SF Supervisors unanimously approve calling for Sacramento to allow a municipal bank in San Fran

SF Public Bank at City Hall

SF Public Bank at City Hall. Photo courtesy SF Public Bank

 

On Tuesday, Feb 5, the San Francisco Board of Supervisors unanimously approved a resolution by Sup. Sandra Lee Fewer that supports state legislation that would authorize local government bank charters. As reported by Tim Redmond in 48 Hills:

“The more cities get on board, the more pressure legislators will face to approve enabling legislation that would clear the way for a San Francisco public bank.

“And the overwhelming support in this city suggests strongly that this is an issue whose time has come.

The vote followed a special joint hearing Monday held by the State Assembly Banking and Finance Committee, and a long line of speakers at City Hall who spoke in favor of the resolution.

Earlier in January, SF advocates met with unexpected overflow crowds (Facebook link), including Sup. Fewer, for their People vs Wall Street campaign launch (Facebook link). The launch was covered by media outlet El Techolote and KALW public radio.

Ian Firstenberg at the El Techolote writes:

“The coalition’s primary goal is to take power from the capitalist establishment and give the people control over their own money. …

SF Public Banks Coalition co-founder Jackie Fielder, who said she was inspired to help build the movement after witnessing firsthand the violence that erupted at Standing Rock in 2016, listed a few of the principles that would ideally guide the coalition’s bank.
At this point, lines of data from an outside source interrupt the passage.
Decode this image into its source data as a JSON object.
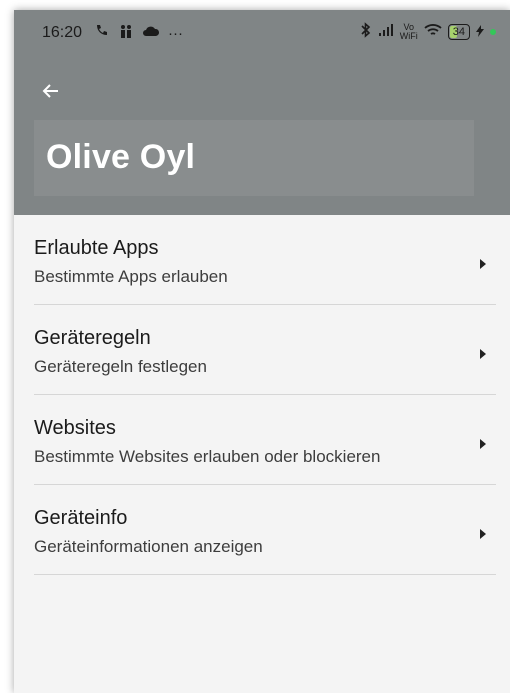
{
  "status": {
    "time": "16:20",
    "left_icons": [
      "phone-icon",
      "family-icon",
      "cloud-icon",
      "more-icon"
    ],
    "more_dots": "···",
    "battery": "34",
    "vowifi_top": "Vo",
    "vowifi_bottom": "WiFi"
  },
  "header": {
    "title": "Olive Oyl",
    "back_icon": "back-arrow-icon",
    "background": "#808586"
  },
  "menu": {
    "items": [
      {
        "title": "Erlaubte Apps",
        "subtitle": "Bestimmte Apps erlauben"
      },
      {
        "title": "Geräteregeln",
        "subtitle": "Geräteregeln festlegen"
      },
      {
        "title": "Websites",
        "subtitle": "Bestimmte Websites erlauben oder blockieren"
      },
      {
        "title": "Geräteinfo",
        "subtitle": "Geräteinformationen anzeigen"
      }
    ]
  }
}
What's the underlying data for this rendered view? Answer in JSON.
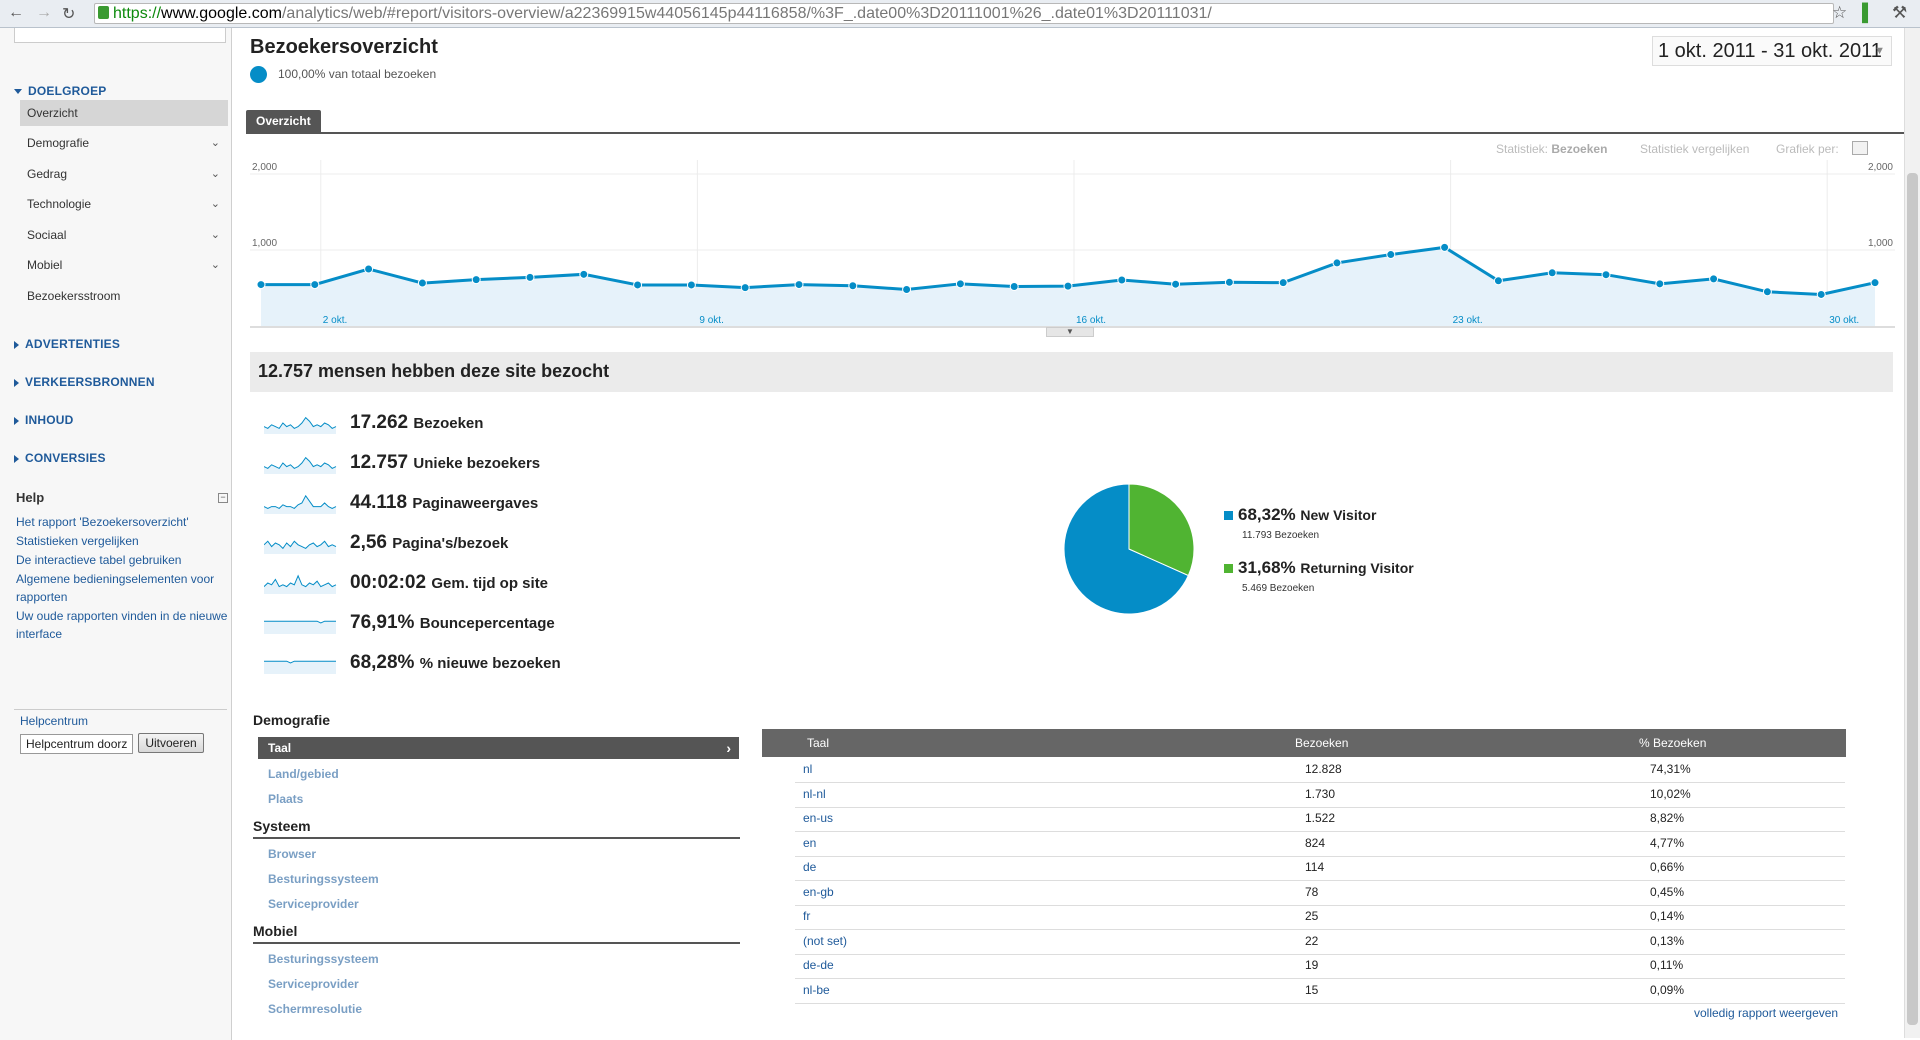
{
  "browser": {
    "url_scheme": "https://",
    "url_host": "www.google.com",
    "url_path": "/analytics/web/#report/visitors-overview/a22369915w44056145p44116858/%3F_.date00%3D20111001%26_.date01%3D20111031/",
    "back_icon": "back-arrow-icon",
    "forward_icon": "forward-arrow-icon",
    "reload_icon": "reload-icon"
  },
  "sidebar": {
    "doelgroep_label": "DOELGROEP",
    "items": [
      {
        "label": "Overzicht",
        "active": true
      },
      {
        "label": "Demografie",
        "expandable": true
      },
      {
        "label": "Gedrag",
        "expandable": true
      },
      {
        "label": "Technologie",
        "expandable": true
      },
      {
        "label": "Sociaal",
        "expandable": true
      },
      {
        "label": "Mobiel",
        "expandable": true
      },
      {
        "label": "Bezoekersstroom"
      }
    ],
    "sections": [
      "ADVERTENTIES",
      "VERKEERSBRONNEN",
      "INHOUD",
      "CONVERSIES"
    ],
    "help": {
      "title": "Help",
      "links": [
        "Het rapport 'Bezoekersoverzicht'",
        "Statistieken vergelijken",
        "De interactieve tabel gebruiken",
        "Algemene bedieningselementen voor rapporten",
        "Uw oude rapporten vinden in de nieuwe interface"
      ],
      "helpcentrum": "Helpcentrum",
      "search_value": "Helpcentrum doorz",
      "submit_label": "Uitvoeren"
    }
  },
  "header": {
    "title": "Bezoekersoverzicht",
    "segment_text": "100,00% van totaal bezoeken",
    "date_range": "1 okt. 2011 - 31 okt. 2011",
    "tab": "Overzicht",
    "statistiek_prefix": "Statistiek:",
    "statistiek_value": "Bezoeken",
    "vergelijken": "Statistiek vergelijken",
    "grafiek_per": "Grafiek per:"
  },
  "chart_data": {
    "type": "area",
    "series": [
      {
        "name": "Bezoeken",
        "values": [
          545,
          545,
          750,
          565,
          610,
          640,
          680,
          540,
          540,
          505,
          545,
          530,
          480,
          555,
          520,
          525,
          605,
          550,
          575,
          570,
          830,
          940,
          1035,
          595,
          700,
          675,
          555,
          620,
          450,
          415,
          570
        ]
      }
    ],
    "x": [
      "1 okt.",
      "2 okt.",
      "3 okt.",
      "4 okt.",
      "5 okt.",
      "6 okt.",
      "7 okt.",
      "8 okt.",
      "9 okt.",
      "10 okt.",
      "11 okt.",
      "12 okt.",
      "13 okt.",
      "14 okt.",
      "15 okt.",
      "16 okt.",
      "17 okt.",
      "18 okt.",
      "19 okt.",
      "20 okt.",
      "21 okt.",
      "22 okt.",
      "23 okt.",
      "24 okt.",
      "25 okt.",
      "26 okt.",
      "27 okt.",
      "28 okt.",
      "29 okt.",
      "30 okt.",
      "31 okt."
    ],
    "x_tick_labels": [
      "2 okt.",
      "9 okt.",
      "16 okt.",
      "23 okt.",
      "30 okt."
    ],
    "y_tick_labels": [
      "2,000",
      "1,000"
    ],
    "ylim": [
      0,
      2000
    ],
    "color": "#058dc7",
    "fill_color": "#e6f2fa"
  },
  "summary": {
    "headline": "12.757 mensen hebben deze site bezocht",
    "metrics": [
      {
        "value": "17.262",
        "label": "Bezoeken"
      },
      {
        "value": "12.757",
        "label": "Unieke bezoekers"
      },
      {
        "value": "44.118",
        "label": "Paginaweergaves"
      },
      {
        "value": "2,56",
        "label": "Pagina's/bezoek"
      },
      {
        "value": "00:02:02",
        "label": "Gem. tijd op site"
      },
      {
        "value": "76,91%",
        "label": "Bouncepercentage"
      },
      {
        "value": "68,28%",
        "label": "% nieuwe bezoeken"
      }
    ]
  },
  "pie": {
    "slices": [
      {
        "label": "New Visitor",
        "percent": "68,32%",
        "count": "11.793 Bezoeken",
        "fraction": 0.6832,
        "color": "#058dc7"
      },
      {
        "label": "Returning Visitor",
        "percent": "31,68%",
        "count": "5.469 Bezoeken",
        "fraction": 0.3168,
        "color": "#50b432"
      }
    ]
  },
  "dimensions": {
    "demografie": "Demografie",
    "taal": "Taal",
    "land": "Land/gebied",
    "plaats": "Plaats",
    "systeem": "Systeem",
    "browser": "Browser",
    "besturing1": "Besturingssysteem",
    "service1": "Serviceprovider",
    "mobiel": "Mobiel",
    "besturing2": "Besturingssysteem",
    "service2": "Serviceprovider",
    "scherm": "Schermresolutie"
  },
  "table": {
    "headers": [
      "Taal",
      "Bezoeken",
      "% Bezoeken"
    ],
    "rows": [
      [
        "nl",
        "12.828",
        "74,31%"
      ],
      [
        "nl-nl",
        "1.730",
        "10,02%"
      ],
      [
        "en-us",
        "1.522",
        "8,82%"
      ],
      [
        "en",
        "824",
        "4,77%"
      ],
      [
        "de",
        "114",
        "0,66%"
      ],
      [
        "en-gb",
        "78",
        "0,45%"
      ],
      [
        "fr",
        "25",
        "0,14%"
      ],
      [
        "(not set)",
        "22",
        "0,13%"
      ],
      [
        "de-de",
        "19",
        "0,11%"
      ],
      [
        "nl-be",
        "15",
        "0,09%"
      ]
    ],
    "full_report": "volledig rapport weergeven"
  }
}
They include: local control, community wealth building, public welfare, accountability and transparency, service to underserved communities, Indigenous rights, and of course public ownership.”

KALW public radio in San Francisco talked with Jackie Fielder and Matt Remle, co-founder of Mazaska Talks:

“Indigenous water protectors have pushed for cities to divest taxpayer money from private banks that financially support oil pipelines, and proposed creating public banks instead. Advocates say a bank funded by – and accountable to – the public could better direct its resources to community-serving projects. What would a financial institution accountable to the public look like?”